Presented by Women’s and Gender Studies (WGS) at Oakton, this year’s edition is entitled “Where Are We Now?: Activism of the Everyday.” The annual women’s art show is one of the region’s premier art events, routinely drawing submissions locally, nationally and internationally. Themes focus on issues and ideas involving women, gender and feminism. The public will be able to view the exhibition at www.oakton.edu/museum.

This year’s display thoughtfully examines how women have continued to evolve and change. Topics include: women as global citizens, providers, voters entering an election year, lovers, activists and individuals. Furthermore, the art show will explore where women are headed and why it matters. In all, 62 artists will be represented.
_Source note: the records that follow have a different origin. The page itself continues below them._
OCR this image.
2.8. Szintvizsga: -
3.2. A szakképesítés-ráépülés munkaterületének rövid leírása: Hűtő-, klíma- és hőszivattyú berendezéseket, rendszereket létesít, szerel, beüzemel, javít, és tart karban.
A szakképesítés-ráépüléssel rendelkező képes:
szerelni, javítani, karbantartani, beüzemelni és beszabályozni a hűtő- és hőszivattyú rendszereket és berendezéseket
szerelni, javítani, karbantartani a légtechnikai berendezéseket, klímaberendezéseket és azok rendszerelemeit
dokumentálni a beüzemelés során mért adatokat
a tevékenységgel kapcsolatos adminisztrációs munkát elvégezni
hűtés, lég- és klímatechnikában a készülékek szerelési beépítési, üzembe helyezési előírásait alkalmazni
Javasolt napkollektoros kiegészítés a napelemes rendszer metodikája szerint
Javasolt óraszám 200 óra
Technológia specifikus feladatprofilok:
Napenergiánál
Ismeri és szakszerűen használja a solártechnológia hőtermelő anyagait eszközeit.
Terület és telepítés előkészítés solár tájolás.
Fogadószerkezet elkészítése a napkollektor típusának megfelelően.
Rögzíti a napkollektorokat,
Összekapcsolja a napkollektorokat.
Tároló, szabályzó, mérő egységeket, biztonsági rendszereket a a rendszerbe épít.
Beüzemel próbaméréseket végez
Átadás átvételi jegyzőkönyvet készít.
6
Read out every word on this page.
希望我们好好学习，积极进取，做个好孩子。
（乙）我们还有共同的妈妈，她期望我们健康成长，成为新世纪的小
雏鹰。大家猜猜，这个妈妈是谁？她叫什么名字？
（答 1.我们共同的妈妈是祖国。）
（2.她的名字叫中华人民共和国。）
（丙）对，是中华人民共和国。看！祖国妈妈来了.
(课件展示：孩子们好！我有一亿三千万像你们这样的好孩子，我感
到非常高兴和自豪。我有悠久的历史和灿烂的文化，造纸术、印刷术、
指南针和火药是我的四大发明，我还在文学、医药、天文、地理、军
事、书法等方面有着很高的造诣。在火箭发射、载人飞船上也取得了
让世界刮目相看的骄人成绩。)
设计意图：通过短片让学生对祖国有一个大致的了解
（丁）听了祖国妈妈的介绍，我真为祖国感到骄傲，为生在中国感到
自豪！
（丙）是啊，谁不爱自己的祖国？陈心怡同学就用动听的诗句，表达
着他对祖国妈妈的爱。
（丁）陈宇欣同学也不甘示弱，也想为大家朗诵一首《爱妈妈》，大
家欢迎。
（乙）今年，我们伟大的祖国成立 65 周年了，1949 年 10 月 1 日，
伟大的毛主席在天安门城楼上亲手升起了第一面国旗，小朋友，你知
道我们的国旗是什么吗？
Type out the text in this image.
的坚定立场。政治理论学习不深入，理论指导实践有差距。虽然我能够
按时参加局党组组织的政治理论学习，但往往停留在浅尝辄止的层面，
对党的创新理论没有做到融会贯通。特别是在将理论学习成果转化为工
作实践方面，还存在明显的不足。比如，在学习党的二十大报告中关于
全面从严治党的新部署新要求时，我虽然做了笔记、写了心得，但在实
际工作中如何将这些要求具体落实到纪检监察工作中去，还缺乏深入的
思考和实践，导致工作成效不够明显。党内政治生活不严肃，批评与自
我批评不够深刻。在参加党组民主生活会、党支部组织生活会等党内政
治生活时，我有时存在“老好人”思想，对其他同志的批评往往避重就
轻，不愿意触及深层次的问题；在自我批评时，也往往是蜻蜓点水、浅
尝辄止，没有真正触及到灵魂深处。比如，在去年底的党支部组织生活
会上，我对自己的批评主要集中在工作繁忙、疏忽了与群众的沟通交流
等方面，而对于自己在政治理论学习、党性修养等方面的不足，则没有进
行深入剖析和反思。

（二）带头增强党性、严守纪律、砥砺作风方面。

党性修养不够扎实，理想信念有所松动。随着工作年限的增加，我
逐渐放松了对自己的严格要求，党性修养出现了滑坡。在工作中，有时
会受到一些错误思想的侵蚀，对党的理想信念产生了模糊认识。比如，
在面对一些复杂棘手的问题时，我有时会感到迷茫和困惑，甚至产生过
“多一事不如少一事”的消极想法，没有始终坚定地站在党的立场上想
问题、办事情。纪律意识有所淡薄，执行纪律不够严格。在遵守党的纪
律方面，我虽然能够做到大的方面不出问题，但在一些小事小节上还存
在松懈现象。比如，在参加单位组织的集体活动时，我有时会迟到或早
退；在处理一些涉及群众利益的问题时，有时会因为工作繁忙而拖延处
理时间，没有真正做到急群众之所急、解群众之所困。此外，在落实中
This show includes submissions from across the globe as entries came in from the Netherlands and Britain. In addition, the exhibit includes artwork from Arizona, Colorado, California, Illinois, Iowa, Ohio, New Mexico, Missouri, Texas and Wisconsin.

“For this year’s annual juried women’s exhibition, which will be our first virtual art exhibition, Oakton invited professional artists of all media who self-identify as women to submit a single work that provides social commentary on who we are, where we are going and what that means,” Lindsey Hewitt, coordinator of the WGS Program, says. “Submissions could focus on women in the United States or globally, have either a contemporary or historical context and could focus on women in either the public or private sphere. As usual, we weren’t disappointed in the quality of the digital submissions that we received from professional artists.”